We who read historical archives for traces of subaltern resistance frequently have nothing more than these moods, these projected futures, these “archive romances.” Over time, we’ve become pretty good at reading—along and against the archival grain—for traces of social movements caught within the “prose of counterinsurgency.” Such reading practices always already exceed (or won’t be able to convince proponents of) a positivist historiographical method, insofar as these reading practices embed the archive within a field of polemic, power, and politics; we end up reading the politics of the archive as much as an archive of politics. I’ve been comfortable with this reading practice for as long as I can remember—it’s why I study literature, strangely enough. But I find myself doubting (in good positivist fashion) the adequacy of this hermeneutic as I read Wolf's disavowal of radicalism, as I read tweets that bizarrely respond to Occupiers’ archival figuration as militant radicals by denying that Occupy was ever radical.
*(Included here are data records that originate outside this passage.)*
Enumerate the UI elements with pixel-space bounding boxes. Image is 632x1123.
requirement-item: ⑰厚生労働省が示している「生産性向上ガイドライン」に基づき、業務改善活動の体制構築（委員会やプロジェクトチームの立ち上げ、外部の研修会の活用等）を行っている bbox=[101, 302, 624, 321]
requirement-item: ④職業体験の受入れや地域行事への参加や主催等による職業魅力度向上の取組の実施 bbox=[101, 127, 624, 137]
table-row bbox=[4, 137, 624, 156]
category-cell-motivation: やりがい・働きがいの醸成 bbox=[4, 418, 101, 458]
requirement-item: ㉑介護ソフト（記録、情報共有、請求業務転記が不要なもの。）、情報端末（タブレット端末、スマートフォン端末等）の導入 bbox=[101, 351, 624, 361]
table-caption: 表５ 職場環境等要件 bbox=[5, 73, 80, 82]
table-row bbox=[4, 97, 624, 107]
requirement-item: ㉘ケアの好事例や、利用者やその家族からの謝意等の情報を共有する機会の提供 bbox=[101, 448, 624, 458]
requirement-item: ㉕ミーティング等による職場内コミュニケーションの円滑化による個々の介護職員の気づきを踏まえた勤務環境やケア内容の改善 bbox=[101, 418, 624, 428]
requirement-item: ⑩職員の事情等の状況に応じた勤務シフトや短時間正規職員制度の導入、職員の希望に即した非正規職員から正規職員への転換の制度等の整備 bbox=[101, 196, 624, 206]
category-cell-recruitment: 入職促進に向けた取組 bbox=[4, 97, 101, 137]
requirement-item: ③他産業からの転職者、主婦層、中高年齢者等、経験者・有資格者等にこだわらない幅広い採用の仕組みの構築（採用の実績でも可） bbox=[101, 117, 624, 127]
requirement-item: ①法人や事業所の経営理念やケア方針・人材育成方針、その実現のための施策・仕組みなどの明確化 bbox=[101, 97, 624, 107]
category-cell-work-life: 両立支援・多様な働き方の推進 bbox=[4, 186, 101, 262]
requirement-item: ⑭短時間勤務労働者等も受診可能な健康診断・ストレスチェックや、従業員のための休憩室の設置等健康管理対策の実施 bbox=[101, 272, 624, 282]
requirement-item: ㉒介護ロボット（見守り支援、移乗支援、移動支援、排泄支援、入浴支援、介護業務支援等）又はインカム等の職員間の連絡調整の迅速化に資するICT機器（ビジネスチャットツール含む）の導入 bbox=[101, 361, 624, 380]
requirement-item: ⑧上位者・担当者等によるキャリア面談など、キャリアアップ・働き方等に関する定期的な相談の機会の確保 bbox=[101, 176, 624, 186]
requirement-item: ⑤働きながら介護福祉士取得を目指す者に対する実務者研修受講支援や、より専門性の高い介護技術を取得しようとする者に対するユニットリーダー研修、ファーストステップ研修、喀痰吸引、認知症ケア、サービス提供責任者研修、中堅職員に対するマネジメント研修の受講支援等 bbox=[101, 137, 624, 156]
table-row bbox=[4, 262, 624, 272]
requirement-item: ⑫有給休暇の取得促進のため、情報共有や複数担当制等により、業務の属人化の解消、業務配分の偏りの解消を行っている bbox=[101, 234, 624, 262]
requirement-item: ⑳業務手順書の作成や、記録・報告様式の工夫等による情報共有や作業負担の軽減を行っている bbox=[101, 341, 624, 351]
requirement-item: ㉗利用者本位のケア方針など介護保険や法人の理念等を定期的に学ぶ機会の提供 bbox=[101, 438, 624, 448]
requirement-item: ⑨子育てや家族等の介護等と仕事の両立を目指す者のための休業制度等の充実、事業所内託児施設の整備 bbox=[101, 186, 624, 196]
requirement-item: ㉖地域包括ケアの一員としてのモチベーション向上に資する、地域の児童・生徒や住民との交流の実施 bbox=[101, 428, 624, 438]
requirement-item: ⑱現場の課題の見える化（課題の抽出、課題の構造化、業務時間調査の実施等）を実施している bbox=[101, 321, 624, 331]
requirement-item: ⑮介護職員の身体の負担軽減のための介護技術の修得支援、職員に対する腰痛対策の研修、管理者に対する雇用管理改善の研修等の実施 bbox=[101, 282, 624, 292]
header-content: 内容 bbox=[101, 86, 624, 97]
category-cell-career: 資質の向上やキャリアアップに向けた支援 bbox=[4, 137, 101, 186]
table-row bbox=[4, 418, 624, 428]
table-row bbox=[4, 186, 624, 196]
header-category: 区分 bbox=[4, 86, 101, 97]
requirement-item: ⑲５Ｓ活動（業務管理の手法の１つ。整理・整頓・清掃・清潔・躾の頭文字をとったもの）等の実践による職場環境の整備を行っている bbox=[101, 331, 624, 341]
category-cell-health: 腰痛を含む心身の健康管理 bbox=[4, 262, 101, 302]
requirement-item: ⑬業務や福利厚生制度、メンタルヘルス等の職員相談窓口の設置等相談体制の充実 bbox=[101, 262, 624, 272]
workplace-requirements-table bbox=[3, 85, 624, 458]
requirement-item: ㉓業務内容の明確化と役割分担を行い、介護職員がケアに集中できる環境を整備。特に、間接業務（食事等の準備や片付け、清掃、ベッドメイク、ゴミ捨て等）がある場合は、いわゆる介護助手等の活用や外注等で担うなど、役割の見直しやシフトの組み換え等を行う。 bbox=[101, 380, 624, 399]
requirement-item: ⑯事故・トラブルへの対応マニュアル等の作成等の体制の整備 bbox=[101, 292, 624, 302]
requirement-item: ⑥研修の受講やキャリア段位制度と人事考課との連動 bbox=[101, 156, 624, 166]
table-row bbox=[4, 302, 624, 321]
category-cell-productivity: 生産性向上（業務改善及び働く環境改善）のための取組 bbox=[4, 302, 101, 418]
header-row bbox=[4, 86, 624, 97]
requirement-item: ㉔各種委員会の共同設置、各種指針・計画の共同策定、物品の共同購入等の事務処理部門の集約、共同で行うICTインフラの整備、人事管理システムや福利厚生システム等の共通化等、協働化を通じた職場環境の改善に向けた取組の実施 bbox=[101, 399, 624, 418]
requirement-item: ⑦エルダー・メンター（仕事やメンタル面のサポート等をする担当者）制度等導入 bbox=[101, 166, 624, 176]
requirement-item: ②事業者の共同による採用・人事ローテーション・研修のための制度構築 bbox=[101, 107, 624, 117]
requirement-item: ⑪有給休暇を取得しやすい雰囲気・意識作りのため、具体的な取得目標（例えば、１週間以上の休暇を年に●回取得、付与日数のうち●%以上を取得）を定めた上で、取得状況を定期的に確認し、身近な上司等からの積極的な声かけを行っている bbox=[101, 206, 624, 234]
These doubts assemble themselves in a series of questions: Is our ability to detect traces of insurgency in the prose of counterinsurgency simply dependent upon the subalternity of our insurgents? What, in the end, makes me (as radical historian of “radical” movements) different from the FBI, ascribing an insurgent force to non-insurgent peoples, to “peaceful citizens”? Is the only way to make Occupy as radical as it could have been to systematically eradicate its archive, as I hypothetically did at the start of this paper? To leave us with nothing but the official imaginings of paranoid state agents, fucking idiots who (even in these documents!) think that “black bloc” is a club one can join—but who are also pretty scared of it?

It might be more useful to treat the subjunctive mood of state archives—a mood that frequently drags in the indicative—as indicating a potentiality whose existence social actors are themselves but faintly aware of. The value of the FBI documents doesn’t consist in their evidence of a state conspiracy, organized at the federal level, to maintain the smooth function of capitalism against those who would disrupt it. No shit: that’s what the state does, and the state’s gonna state. (Sidebar: The conspiratorial imagination of pop leftism and Occupy, as if the awful of capitalism only becomes real when seven evil dudes meet in a room and hatch evil plans.) Rather, the value of the FBI documents consists in their recognition of the potential that we had, perhaps fleetingly, perhaps more enduringly. A sad fact of the left in the U.S. is that the paranoid fantasies of the right are more leftist than Yankee leftism. Striking to me in reading these FBI documents is how strong we seemed, how powerful, how deserving of being feared. The worst possible response to these documents is to declare, “You crazies! We were never worthy of fear! We were good peaceful American citizens!” We need instead to consider how it is that the paranoid fears of the state always outstrip our capacity to realize revolutionary programs—even when, as the FBI makes clear, we had that power.

Isn’t the problem that we never became that which a fearful FBI said we were?